Joseph D. Malone, the state's treasurer, opened yesterday's conference by exhorting the local officials to privatize services and find other ways to cut their budgets. He also warned against filing for Chapter 9. "Think less about bankruptcy and more about getting our state and the cities and towns moving again," he said.

But the June 6 bankruptcy petition of Bridgeport, Conn., cast its pall over the conference. Most of the municipal officials said the stigma attached to bankruptcy would prevent them from filing, no matter how bad their town's fiscal straits became. "I personally think it shouldn't be an option," said John F. Frause, comptroller of Needham, Mass. "It's too drastic."

His town, whose average house costs twice the statewide mean, seems an unlikely candidate. Some other cities and towns here have begun considering such drastic actions as filing for protection under Chapter 9, or function under the orders of a court appointed receiver.

Barbara Anderson, head of the lobbying group Citizens for Limited Taxation, called the bankruptcy code "one way to get out of your union contracts." And, she added, for the city of Chelsea, for example, Chapter 9 may offer the only solution. "Unions have been running that city for years," she charged.
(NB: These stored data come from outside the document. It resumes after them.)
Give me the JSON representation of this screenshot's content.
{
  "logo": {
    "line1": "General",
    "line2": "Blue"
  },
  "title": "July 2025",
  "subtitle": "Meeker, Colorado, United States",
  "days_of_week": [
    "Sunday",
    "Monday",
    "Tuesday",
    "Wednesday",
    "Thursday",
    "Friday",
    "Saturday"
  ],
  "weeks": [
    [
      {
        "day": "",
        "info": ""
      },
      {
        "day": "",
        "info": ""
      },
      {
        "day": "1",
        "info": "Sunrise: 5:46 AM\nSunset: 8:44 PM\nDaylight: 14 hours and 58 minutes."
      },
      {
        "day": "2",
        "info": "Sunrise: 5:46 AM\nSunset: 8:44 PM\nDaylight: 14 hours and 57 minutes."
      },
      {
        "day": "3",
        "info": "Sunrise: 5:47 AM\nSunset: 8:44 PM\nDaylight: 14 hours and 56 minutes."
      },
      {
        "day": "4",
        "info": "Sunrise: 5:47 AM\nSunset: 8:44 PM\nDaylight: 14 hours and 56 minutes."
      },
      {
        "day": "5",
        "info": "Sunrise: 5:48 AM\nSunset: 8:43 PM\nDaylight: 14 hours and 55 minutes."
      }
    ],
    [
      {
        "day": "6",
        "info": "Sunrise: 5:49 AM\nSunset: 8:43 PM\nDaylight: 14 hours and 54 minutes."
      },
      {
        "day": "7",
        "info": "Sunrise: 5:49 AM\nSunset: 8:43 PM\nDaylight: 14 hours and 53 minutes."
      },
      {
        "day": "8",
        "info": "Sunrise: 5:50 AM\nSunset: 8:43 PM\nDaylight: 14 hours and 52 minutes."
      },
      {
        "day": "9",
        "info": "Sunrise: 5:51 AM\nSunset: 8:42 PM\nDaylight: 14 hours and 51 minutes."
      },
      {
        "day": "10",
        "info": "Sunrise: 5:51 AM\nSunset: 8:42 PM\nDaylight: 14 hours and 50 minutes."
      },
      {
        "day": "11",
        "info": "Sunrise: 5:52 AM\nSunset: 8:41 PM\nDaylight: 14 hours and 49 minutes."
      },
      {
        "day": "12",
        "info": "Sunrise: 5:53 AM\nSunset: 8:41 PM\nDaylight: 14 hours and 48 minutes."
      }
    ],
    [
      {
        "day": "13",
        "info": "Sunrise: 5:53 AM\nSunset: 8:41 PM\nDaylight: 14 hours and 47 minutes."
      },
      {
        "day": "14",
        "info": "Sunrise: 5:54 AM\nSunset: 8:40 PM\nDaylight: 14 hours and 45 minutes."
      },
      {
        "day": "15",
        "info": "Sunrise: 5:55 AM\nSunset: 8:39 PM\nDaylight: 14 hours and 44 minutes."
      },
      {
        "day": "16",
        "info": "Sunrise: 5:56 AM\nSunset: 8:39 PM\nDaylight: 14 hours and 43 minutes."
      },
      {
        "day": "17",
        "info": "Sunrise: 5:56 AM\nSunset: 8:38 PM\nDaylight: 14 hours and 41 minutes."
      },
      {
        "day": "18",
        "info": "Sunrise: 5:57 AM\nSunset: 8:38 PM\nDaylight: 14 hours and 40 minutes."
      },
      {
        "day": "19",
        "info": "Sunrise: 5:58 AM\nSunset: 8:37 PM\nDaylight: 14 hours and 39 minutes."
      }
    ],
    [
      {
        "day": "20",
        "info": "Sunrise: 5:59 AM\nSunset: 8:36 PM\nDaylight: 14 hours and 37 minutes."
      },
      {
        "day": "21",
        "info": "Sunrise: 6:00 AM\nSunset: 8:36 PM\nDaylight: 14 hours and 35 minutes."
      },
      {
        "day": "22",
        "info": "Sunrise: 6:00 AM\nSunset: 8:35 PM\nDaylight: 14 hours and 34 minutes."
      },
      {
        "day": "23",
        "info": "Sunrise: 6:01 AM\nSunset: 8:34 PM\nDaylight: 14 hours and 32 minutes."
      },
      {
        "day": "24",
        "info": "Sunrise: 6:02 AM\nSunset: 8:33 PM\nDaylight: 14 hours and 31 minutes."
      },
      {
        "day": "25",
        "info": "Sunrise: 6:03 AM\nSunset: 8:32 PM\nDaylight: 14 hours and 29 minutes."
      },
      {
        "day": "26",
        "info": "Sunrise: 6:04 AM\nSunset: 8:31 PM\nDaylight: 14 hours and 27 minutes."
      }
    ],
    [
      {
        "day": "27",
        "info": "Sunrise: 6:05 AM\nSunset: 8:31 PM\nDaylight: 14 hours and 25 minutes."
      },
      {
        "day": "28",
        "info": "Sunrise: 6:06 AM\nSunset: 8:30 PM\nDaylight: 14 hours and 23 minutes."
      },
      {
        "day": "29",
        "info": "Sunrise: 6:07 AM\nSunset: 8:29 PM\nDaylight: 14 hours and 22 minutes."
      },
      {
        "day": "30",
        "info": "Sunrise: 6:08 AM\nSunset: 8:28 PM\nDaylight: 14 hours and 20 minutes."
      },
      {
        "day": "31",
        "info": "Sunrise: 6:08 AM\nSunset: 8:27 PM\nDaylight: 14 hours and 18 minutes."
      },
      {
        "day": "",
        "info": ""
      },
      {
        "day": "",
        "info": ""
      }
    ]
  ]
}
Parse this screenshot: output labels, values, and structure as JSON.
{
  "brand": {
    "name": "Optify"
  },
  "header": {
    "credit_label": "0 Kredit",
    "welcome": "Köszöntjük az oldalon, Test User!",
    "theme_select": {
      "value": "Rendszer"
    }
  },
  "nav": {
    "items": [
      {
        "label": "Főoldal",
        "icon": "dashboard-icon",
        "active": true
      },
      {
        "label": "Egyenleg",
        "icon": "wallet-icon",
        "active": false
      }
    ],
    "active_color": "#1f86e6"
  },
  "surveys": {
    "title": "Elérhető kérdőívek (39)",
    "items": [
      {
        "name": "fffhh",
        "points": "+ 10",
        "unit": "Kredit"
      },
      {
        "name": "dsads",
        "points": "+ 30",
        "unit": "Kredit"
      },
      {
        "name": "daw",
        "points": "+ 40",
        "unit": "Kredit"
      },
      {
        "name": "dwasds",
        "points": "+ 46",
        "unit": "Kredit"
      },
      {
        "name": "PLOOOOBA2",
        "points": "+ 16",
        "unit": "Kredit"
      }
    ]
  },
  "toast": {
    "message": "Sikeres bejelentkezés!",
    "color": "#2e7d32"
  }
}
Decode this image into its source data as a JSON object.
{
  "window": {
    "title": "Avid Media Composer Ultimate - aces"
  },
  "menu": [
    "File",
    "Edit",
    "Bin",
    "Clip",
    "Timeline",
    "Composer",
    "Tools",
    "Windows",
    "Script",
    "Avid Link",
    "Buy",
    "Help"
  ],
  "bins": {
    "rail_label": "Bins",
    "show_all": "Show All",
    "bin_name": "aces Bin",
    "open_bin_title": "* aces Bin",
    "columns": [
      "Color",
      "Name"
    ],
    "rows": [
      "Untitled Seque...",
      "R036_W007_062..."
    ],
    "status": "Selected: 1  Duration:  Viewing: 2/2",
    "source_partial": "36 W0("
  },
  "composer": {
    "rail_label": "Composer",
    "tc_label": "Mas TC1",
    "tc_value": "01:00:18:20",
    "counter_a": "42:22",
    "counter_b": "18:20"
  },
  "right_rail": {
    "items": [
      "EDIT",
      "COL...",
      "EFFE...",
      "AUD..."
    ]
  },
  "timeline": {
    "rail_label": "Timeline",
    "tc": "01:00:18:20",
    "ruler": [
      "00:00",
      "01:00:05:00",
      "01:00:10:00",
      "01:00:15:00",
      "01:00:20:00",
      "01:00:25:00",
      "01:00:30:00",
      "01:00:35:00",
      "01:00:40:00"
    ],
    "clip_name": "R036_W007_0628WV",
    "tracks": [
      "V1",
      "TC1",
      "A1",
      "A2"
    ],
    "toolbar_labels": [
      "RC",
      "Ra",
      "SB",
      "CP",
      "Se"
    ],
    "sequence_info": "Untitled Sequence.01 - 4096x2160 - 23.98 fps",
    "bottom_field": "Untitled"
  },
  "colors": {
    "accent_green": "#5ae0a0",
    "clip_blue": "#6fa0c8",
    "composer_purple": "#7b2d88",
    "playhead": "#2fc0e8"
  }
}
The city is struggling to keep up with burdensome collective bargaining agreements that include such provisions as manning requirements preventing Chelsea from paring the number of fire-fighters it employs.

Filing for bankruptcy affords certain protections, but it also entails risk, Burns & Levinson attorney Jeffrey D. Sternklar pointed out to the local officials gathered here.

"As Bridgeport, Conn., will soon discover," Mr. Sternlar said, "the bond markets may never forgive them, even though the bondholders are protected."

According to the city's petition, debts to bondholders and vendors will not be on the table if Judge Alan H.W. Shift decides to accept the city's petition. "The instability of filing may make it impossible for Bridgeport to get any financing anytime soon."

For cities and towns in Massachusetts, he added, "one of the big questions" is whether subdivisions of the state have the permission required by the code to seek a bankruptcy court's protection. The code, according to 1977 amendments, requires that local bodies be "generally authorized" the state.

If the state's municipal powers law -- which allows cities and towns to sue and be sued -- allows for bankruptcy is unclear. The federal court here has never been called upon to accept a Chapter 9 petition, according to Mr. Sternklar.

If Chelsea did enter bankruptcy, Mr. Sternklar pointed out, it would enjoy a certain freedom that has been denied to a number of similarly strapped cities that the state has placed under financial review boards since the Great Depression.